We have that $G\cap k[x_1]=\{f_1\}$ and we get as solution of $f_1=0$, $x_1=0$.

But $G\cap k[x_1,x_2]=\{f_1,f_2\}=\{x_1,x_2^2+1\}$. If $k$ doesn't contain square roots of $-1$ then the equation $x_2+1=0$ is not going to have solutions.

Answer 2

For $\mathbb C$, the Extension Theorem tells us when we can extend a partial solution to a complete one.

Theorem 1 (The Extension Theorem)
Let $I=<f_1,...,f_s>\subset \mathbb C[x_1,...,x_n]$. Then for each $1\le i \le s$, write $f_i=g(x_2,...,x_n)x_1^{N_i} + $ terms in which $x_1$ has degree $< N_i$ where $N_i\ge 0$ and $g_i \in \mathbb[x_2,...,x_n]$ is nonzero. Let $I_1$ be the first elimination ideal of $I$ and suppose we have a partial solution $(a_2,...,a_n) \in V(I_1)$. If $(a_2,..,a_n) \not\in V(g_1,...,g_s)$, then $\exists a_1 \in \mathbb C s.t. (a_1,...,a_n) \in V(I)$

That is, if any of our partial solutions cause the leading coefficients of the ideal we extend to to simultaneously vanish, then we can't extend it.
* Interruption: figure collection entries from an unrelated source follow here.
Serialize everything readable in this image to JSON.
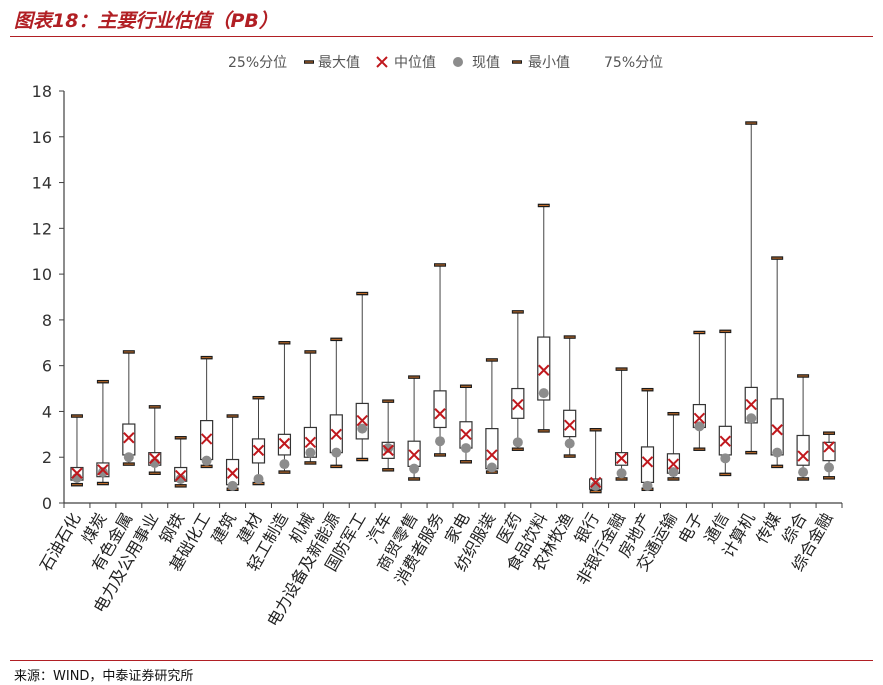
{
  "figure": {
    "title": "图表18：主要行业估值（PB）",
    "source": "来源：WIND，中泰证券研究所"
  },
  "colors": {
    "title_red": "#b11f24",
    "median_marker": "#c0181d",
    "current_marker": "#8c8c8c",
    "box_stroke": "#333333",
    "axis": "#404040",
    "max_min_tick": "#1a1a1a",
    "max_min_tick_inner": "#c8702a"
  },
  "chart_data": {
    "type": "boxplot",
    "title": "",
    "xlabel": "",
    "ylabel": "",
    "ylim": [
      0,
      18
    ],
    "yticks": [
      0,
      2,
      4,
      6,
      8,
      10,
      12,
      14,
      16,
      18
    ],
    "grid": false,
    "legend_position": "top",
    "legend": [
      {
        "label": "25%分位",
        "marker": "none"
      },
      {
        "label": "最大值",
        "marker": "dash"
      },
      {
        "label": "中位值",
        "marker": "x"
      },
      {
        "label": "现值",
        "marker": "circle"
      },
      {
        "label": "最小值",
        "marker": "dash"
      },
      {
        "label": "75%分位",
        "marker": "none"
      }
    ],
    "categories": [
      "石油石化",
      "煤炭",
      "有色金属",
      "电力及公用事业",
      "钢铁",
      "基础化工",
      "建筑",
      "建材",
      "轻工制造",
      "机械",
      "电力设备及新能源",
      "国防军工",
      "汽车",
      "商贸零售",
      "消费者服务",
      "家电",
      "纺织服装",
      "医药",
      "食品饮料",
      "农林牧渔",
      "银行",
      "非银行金融",
      "房地产",
      "交通运输",
      "电子",
      "通信",
      "计算机",
      "传媒",
      "综合",
      "综合金融"
    ],
    "series": [
      {
        "name": "最小值",
        "values": [
          0.8,
          0.85,
          1.7,
          1.3,
          0.75,
          1.6,
          0.6,
          0.85,
          1.35,
          1.75,
          1.6,
          1.9,
          1.45,
          1.05,
          2.1,
          1.8,
          1.35,
          2.35,
          3.15,
          2.05,
          0.5,
          1.05,
          0.6,
          1.05,
          2.35,
          1.25,
          2.2,
          1.6,
          1.05,
          1.1
        ]
      },
      {
        "name": "25%分位",
        "values": [
          1.0,
          1.15,
          2.1,
          1.65,
          0.95,
          1.9,
          0.8,
          1.75,
          2.1,
          2.0,
          2.2,
          2.8,
          1.95,
          1.6,
          3.3,
          2.4,
          1.5,
          3.7,
          4.5,
          2.9,
          0.6,
          1.65,
          0.9,
          1.3,
          3.3,
          2.1,
          3.5,
          2.1,
          1.65,
          1.85
        ]
      },
      {
        "name": "中位值",
        "values": [
          1.3,
          1.45,
          2.85,
          1.95,
          1.2,
          2.8,
          1.3,
          2.3,
          2.6,
          2.65,
          3.0,
          3.6,
          2.3,
          2.1,
          3.9,
          3.0,
          2.1,
          4.3,
          5.8,
          3.4,
          0.9,
          1.95,
          1.8,
          1.7,
          3.7,
          2.7,
          4.3,
          3.2,
          2.05,
          2.45
        ]
      },
      {
        "name": "75%分位",
        "values": [
          1.55,
          1.75,
          3.45,
          2.2,
          1.55,
          3.6,
          1.9,
          2.8,
          3.0,
          3.3,
          3.85,
          4.35,
          2.65,
          2.7,
          4.9,
          3.55,
          3.25,
          5.0,
          7.25,
          4.05,
          1.05,
          2.2,
          2.45,
          2.15,
          4.3,
          3.35,
          5.05,
          4.55,
          2.95,
          2.65
        ]
      },
      {
        "name": "最大值",
        "values": [
          3.8,
          5.3,
          6.6,
          4.2,
          2.85,
          6.35,
          3.8,
          4.6,
          7.0,
          6.6,
          7.15,
          9.15,
          4.45,
          5.5,
          10.4,
          5.1,
          6.25,
          8.35,
          13.0,
          7.25,
          3.2,
          5.85,
          4.95,
          3.9,
          7.45,
          7.5,
          16.6,
          10.7,
          5.55,
          3.05
        ]
      },
      {
        "name": "现值",
        "values": [
          1.1,
          1.35,
          2.0,
          1.75,
          1.05,
          1.85,
          0.75,
          1.05,
          1.7,
          2.2,
          2.2,
          3.25,
          2.4,
          1.5,
          2.7,
          2.4,
          1.55,
          2.65,
          4.8,
          2.6,
          0.75,
          1.3,
          0.75,
          1.35,
          3.35,
          1.95,
          3.7,
          2.2,
          1.35,
          1.55
        ]
      }
    ]
  }
}
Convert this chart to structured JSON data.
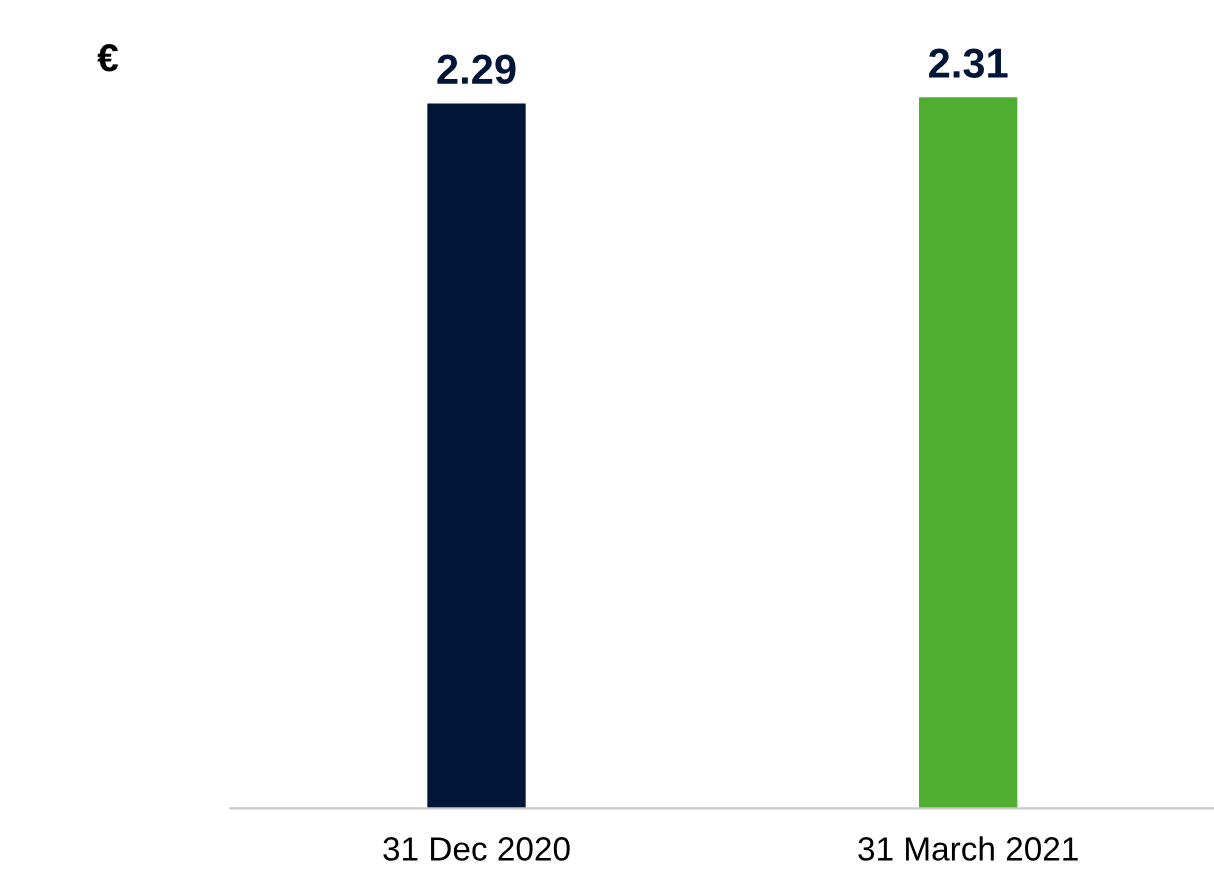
{
  "chart_data": {
    "type": "bar",
    "annotations": [
      "€"
    ],
    "categories": [
      "31 Dec 2020",
      "31 March 2021"
    ],
    "values": [
      2.29,
      2.31
    ],
    "colors": [
      "#001537",
      "#4fae32"
    ],
    "data_labels": true,
    "grid": false,
    "legend": false
  }
}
The accepted answer does have a solution over the complex field, but not the reals. A better example is

$$ xy = 1, \\ xz = 1 $$

The Gröbner basis is $\{y-z, xz-1\}$, so the first elimination ideal is $y-z$ from which we get the partial solution $\forall a\in \mathbb R, y=z=a$. However, since $y$ and $z$ are the leading coefficients of our original system, the partial solution $(0,0)$ causes them to vanish simultaneously, so we cannot extend this partial solution.